Covid-19 : "J'ai eu très peur pendant les 47 jours", une directrice d'Ehpad raconte le confinement volontaire de son établissement au tout début de l'épidémie
À l'occasion de la journée internationale de défense des droits des femmes, franceinfo va à la rencontre de ces héroïnes d'un quotidien bouleversé par l'épidémie de Covid-19.
"Ma décision a été très brutale, je l'ai prise en quasiment 30 secondes", a confié lundi 8 mars sur franceinfo Valérie Martin, directrice d'un établissement d'hébergement pour personnes âgées dépendantes (EHPAD) de Corbas dans le Rhône qu'elle a volontairement entièrement confiné avec ses résidents et son personnel, le 18 mars 2020 au matin, dès le début de l'épidémie. Une expérience qui va durer 47 jours qu'elle raconte dans Moi, Vilanova : Confidences d'un confinement. Valérie Martin est l'une des héroïnes du Covid, mises à l'honneur sur franceinfo en cette journée internationale des droits des femmes.

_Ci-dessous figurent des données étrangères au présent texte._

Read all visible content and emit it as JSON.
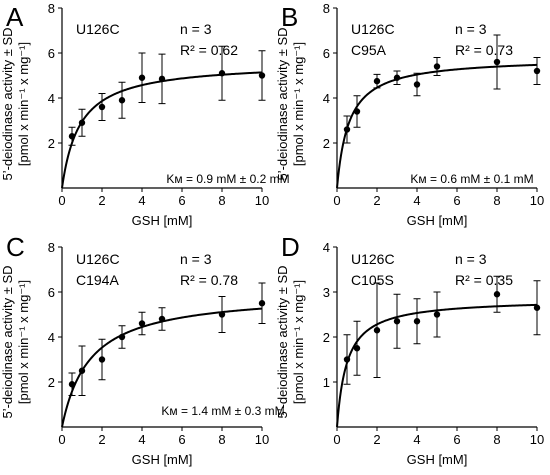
{
  "figure": {
    "shared_ylabel_line1": "5’-deiodinase activity ± SD",
    "shared_ylabel_line2": "[pmol x min⁻¹ x mg⁻¹]",
    "shared_xlabel": "GSH [mM]"
  },
  "chart_data": [
    {
      "panel": "A",
      "type": "scatter",
      "construct": [
        "U126C"
      ],
      "n_label": "n = 3",
      "r2_label": "R² = 0.62",
      "km_label": "Kм = 0.9 mM ± 0.2 mM",
      "xlabel": "GSH [mM]",
      "ylabel": "5’-deiodinase activity ± SD [pmol x min⁻¹ x mg⁻¹]",
      "xlim": [
        0,
        10
      ],
      "ylim": [
        0,
        8
      ],
      "xticks": [
        0,
        2,
        4,
        6,
        8,
        10
      ],
      "yticks": [
        2,
        4,
        6,
        8
      ],
      "x": [
        0.5,
        1,
        2,
        3,
        4,
        5,
        8,
        10
      ],
      "y": [
        2.3,
        2.9,
        3.6,
        3.9,
        4.9,
        4.85,
        5.1,
        5.0
      ],
      "sd": [
        0.4,
        0.6,
        0.6,
        0.8,
        1.1,
        1.1,
        1.2,
        1.1
      ],
      "fit": {
        "model": "michaelis-menten",
        "vmax": 5.6,
        "km": 0.9
      }
    },
    {
      "panel": "B",
      "type": "scatter",
      "construct": [
        "U126C",
        "C95A"
      ],
      "n_label": "n = 3",
      "r2_label": "R² = 0.73",
      "km_label": "Kм = 0.6 mM ± 0.1 mM",
      "xlabel": "GSH [mM]",
      "ylabel": "5’-deiodinase activity ± SD [pmol x min⁻¹ x mg⁻¹]",
      "xlim": [
        0,
        10
      ],
      "ylim": [
        0,
        8
      ],
      "xticks": [
        0,
        2,
        4,
        6,
        8,
        10
      ],
      "yticks": [
        2,
        4,
        6,
        8
      ],
      "x": [
        0.5,
        1,
        2,
        3,
        4,
        5,
        8,
        10
      ],
      "y": [
        2.6,
        3.4,
        4.75,
        4.9,
        4.6,
        5.4,
        5.6,
        5.2
      ],
      "sd": [
        0.6,
        0.7,
        0.3,
        0.3,
        0.5,
        0.4,
        1.2,
        0.6
      ],
      "fit": {
        "model": "michaelis-menten",
        "vmax": 5.8,
        "km": 0.6
      }
    },
    {
      "panel": "C",
      "type": "scatter",
      "construct": [
        "U126C",
        "C194A"
      ],
      "n_label": "n = 3",
      "r2_label": "R² = 0.78",
      "km_label": "Kм = 1.4 mM ± 0.3 mM",
      "xlabel": "GSH [mM]",
      "ylabel": "5’-deiodinase activity ± SD [pmol x min⁻¹ x mg⁻¹]",
      "xlim": [
        0,
        10
      ],
      "ylim": [
        0,
        8
      ],
      "xticks": [
        0,
        2,
        4,
        6,
        8,
        10
      ],
      "yticks": [
        2,
        4,
        6,
        8
      ],
      "x": [
        0.5,
        1,
        2,
        3,
        4,
        5,
        8,
        10
      ],
      "y": [
        1.9,
        2.5,
        3.0,
        4.0,
        4.6,
        4.8,
        5.0,
        5.5
      ],
      "sd": [
        0.5,
        1.1,
        0.9,
        0.5,
        0.5,
        0.5,
        0.8,
        0.9
      ],
      "fit": {
        "model": "michaelis-menten",
        "vmax": 6.0,
        "km": 1.4
      }
    },
    {
      "panel": "D",
      "type": "scatter",
      "construct": [
        "U126C",
        "C105S"
      ],
      "n_label": "n = 3",
      "r2_label": "R² = 0.35",
      "km_label": "",
      "xlabel": "GSH [mM]",
      "ylabel": "5’-deiodinase activity ± SD [pmol x min⁻¹ x mg⁻¹]",
      "xlim": [
        0,
        10
      ],
      "ylim": [
        0,
        4
      ],
      "xticks": [
        0,
        2,
        4,
        6,
        8,
        10
      ],
      "yticks": [
        1,
        2,
        3,
        4
      ],
      "x": [
        0.5,
        1,
        2,
        3,
        4,
        5,
        8,
        10
      ],
      "y": [
        1.5,
        1.75,
        2.15,
        2.35,
        2.35,
        2.5,
        2.95,
        2.65
      ],
      "sd": [
        0.55,
        0.6,
        1.05,
        0.6,
        0.5,
        0.5,
        0.4,
        0.6
      ],
      "fit": {
        "model": "michaelis-menten",
        "vmax": 2.85,
        "km": 0.5
      }
    }
  ]
}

franceinfo : Avez-vous le sentiment d'avoir fait quelque chose d'extraordinaire ?
Valérie Martin : Mon équipe et moi, on a fait quelque chose d'extraordinaire dans la mesure où aujourd'hui, on ne pourrait absolument plus le refaire. L'année dernière, c'était le bon moment. Quand j'ai annoncé cette décision à mes équipes et aux familles, ils étaient très surpris. En fait, ils ne la comprenaient pas. Ma décision a été très brutale, je l'ai prise en quasiment 30 secondes en constatant que les gestes barrières n'étaient pas respectés. On était un peu avant l'annonce du confinement national. J'ai autorisé les proches à rester encore une demi-heure pour dire au revoir, en sachant que je ne savais pas quand les portes allaient rouvrir. Pendant les premiers jours du confinement, j'ai eu très peur parce que je ne savais pas si les résidents, le personnel ou moi-même avions été contaminés par le coronavirus. En fait, j'ai eu très peur pendant les 47 jours. Pour le personnel et moi-même, le plus difficile a été l'éloignement avec notre propre famille. Ensuite, il a fallu garder toujours le moral, toujours le dynamisme pour être auprès des résidents, qui eux aussi étaient séparés de leurs proches.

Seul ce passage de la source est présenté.